Forest Lake via Huckleberry Creek and Sourdough Ridge
The hike to Forest Lake via Huckleberry Creek and Sourdough Ridge is an 8.5 km moderately trafficked out and back trail in Mount Rainier National Park that is rated as moderate and provides access to Forest Lake Camp. Even if you’re not camping, this is a pretty hike with enjoyable mountain views.
Fay Peak Trail
The Fay Peak Trail is a 4.3 km lightly trafficked trail in Mount Rainier National Park that is rated as hard. This hike offers great views of the top over Mowich Lake, but it requires a good steep push to reach the summit. Make sure you bring bug spray for this one!
The Rainforest Trail is a 3.7 km lightly trafficked out and back trail in Mount Rainier National Park and Mt. Baker-Snoqualmie National Forest that provides waterfall views. This trail is short but includes some steeper sections that may be unsuitable for smaller children. Bring bug spray for this hike.

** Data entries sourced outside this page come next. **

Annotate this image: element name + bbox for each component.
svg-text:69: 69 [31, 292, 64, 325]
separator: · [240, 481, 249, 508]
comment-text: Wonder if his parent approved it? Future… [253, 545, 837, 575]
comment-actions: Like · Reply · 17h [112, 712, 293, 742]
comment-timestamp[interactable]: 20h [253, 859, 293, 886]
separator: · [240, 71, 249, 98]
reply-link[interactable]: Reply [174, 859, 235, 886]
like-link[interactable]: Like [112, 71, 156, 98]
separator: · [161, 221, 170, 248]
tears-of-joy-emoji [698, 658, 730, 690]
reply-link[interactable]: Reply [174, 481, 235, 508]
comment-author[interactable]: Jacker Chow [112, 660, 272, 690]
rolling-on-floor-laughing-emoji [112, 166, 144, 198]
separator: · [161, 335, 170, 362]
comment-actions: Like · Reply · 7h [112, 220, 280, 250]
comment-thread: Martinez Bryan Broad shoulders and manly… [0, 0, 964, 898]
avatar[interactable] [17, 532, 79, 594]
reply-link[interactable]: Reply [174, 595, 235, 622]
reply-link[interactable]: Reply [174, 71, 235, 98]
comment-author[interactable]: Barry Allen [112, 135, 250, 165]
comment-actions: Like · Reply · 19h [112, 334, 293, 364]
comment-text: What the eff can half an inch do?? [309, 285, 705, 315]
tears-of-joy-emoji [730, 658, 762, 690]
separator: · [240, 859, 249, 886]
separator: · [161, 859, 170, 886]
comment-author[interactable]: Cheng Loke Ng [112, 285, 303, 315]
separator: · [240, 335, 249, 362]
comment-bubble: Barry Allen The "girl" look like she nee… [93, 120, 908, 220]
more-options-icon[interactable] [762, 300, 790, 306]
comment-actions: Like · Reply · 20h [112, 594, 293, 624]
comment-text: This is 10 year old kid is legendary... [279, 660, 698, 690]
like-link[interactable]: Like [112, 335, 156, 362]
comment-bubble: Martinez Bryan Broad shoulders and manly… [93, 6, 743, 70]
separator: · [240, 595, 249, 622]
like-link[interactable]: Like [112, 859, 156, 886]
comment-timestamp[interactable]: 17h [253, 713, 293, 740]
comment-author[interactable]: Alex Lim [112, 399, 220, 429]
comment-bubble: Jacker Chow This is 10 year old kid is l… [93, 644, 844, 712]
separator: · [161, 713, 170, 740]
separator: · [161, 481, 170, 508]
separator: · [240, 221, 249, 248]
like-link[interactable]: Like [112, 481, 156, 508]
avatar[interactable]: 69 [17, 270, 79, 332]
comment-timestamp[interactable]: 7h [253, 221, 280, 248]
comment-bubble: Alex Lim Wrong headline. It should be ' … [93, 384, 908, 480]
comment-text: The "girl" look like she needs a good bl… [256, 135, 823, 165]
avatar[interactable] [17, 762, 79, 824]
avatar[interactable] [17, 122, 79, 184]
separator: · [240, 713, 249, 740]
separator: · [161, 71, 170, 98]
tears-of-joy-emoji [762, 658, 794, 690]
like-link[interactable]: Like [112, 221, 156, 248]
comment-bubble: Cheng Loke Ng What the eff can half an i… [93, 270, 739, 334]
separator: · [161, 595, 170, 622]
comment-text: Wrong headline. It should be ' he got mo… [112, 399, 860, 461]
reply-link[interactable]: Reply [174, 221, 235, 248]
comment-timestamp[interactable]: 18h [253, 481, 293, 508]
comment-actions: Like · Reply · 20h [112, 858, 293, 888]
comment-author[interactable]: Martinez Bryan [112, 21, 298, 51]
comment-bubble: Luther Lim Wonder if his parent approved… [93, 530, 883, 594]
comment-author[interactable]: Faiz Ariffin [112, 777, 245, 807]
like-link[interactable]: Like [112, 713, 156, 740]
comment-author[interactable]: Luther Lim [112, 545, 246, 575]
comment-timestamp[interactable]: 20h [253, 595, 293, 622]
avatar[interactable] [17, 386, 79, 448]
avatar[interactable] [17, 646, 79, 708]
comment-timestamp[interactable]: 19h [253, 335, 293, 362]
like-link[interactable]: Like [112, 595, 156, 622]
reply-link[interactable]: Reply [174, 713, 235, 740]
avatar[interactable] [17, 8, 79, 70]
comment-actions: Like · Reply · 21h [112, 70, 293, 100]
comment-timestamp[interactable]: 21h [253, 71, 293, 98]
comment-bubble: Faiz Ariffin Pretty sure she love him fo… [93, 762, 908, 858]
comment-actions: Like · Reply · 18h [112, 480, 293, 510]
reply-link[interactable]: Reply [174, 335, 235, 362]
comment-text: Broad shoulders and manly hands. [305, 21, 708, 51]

Carter Falls and Madcap Falls via Longmire
The Carter Falls and Madcap Falls via Longmire hike is a 9.5 km lightly trafficked moderate hike in Mount Rainier National Park that is suitable for active children. This hike features Carter Falls and Madcap Falls and can be easily accessed from Longmire. Take care to check with the park on the status of the Nisqually bridge before heading out as it is subject to washout.
Goat Island Mountain Trail
The Goat Island Mountain Trail is a 14.0 km lightly trafficked loop trail in Mount Rainier National Park that is rated as difficult. This trail not only requires fair distance and elevation gain, but the trail is poorly defined and most hikers end up bushwhacking or experiencing navigational difficulties. Please bring a detailed map or GPS tracking with you to attempt this hike.
South Puyallup Trail
The South Puyallup Trail is a 4.7 km lightly trafficked trail in Mount Rainier National Park that is rated as easy. This trail is most often used to access the South Puyallup River Camp as part of a longer backpacking trip as the trailhead is inaccessible directly from a road, but if you’re in the area, it makes a pleasant, moderate walk on its own.
Skyscraper Pass and Burroughs Mountain via Wonderland Trail
Skyscraper Pass and Burroughs Mountain via Wonderland Trail is a 13.2 km moderately trafficked route in Mount Rainier National Park that is rated as hard. This trail delivers in terms of views, but part of the difficulty rating comes from a section of poorly defined trail that requires some bushwhacking. If you’re prepared to take it on, you’ll have the mountain to yourself!
Eastside Trail to Deer Creek Camp
The Eastside Trail is a 14.2 km lightly trafficked trail in Mount Rainier National Park that provides access to Deer Creek Camp and is rated as moderate. This trail is a nice nature walk on its own, but this particular arm is most often used to reach Deer Creek Camp for backpacking trips. The trail meanders along Chinook Creek underneath two peaks, making for a peaceful trip.
Camp Summerland via Wonderland Trail
The hike to Camp Summerland on the Wonderland Trail is a 13.5 km moderately trafficked out and back trail in Mount Rainier National Park that is rated as hard. This trail does have steep and tiring sections, but the beautiful views of the Cowlitz Chimneys, Tamanos Mountain, Goat Island Mountain, and Meany Crest make it very worth it. Bring lots of water and bug spray on this trail.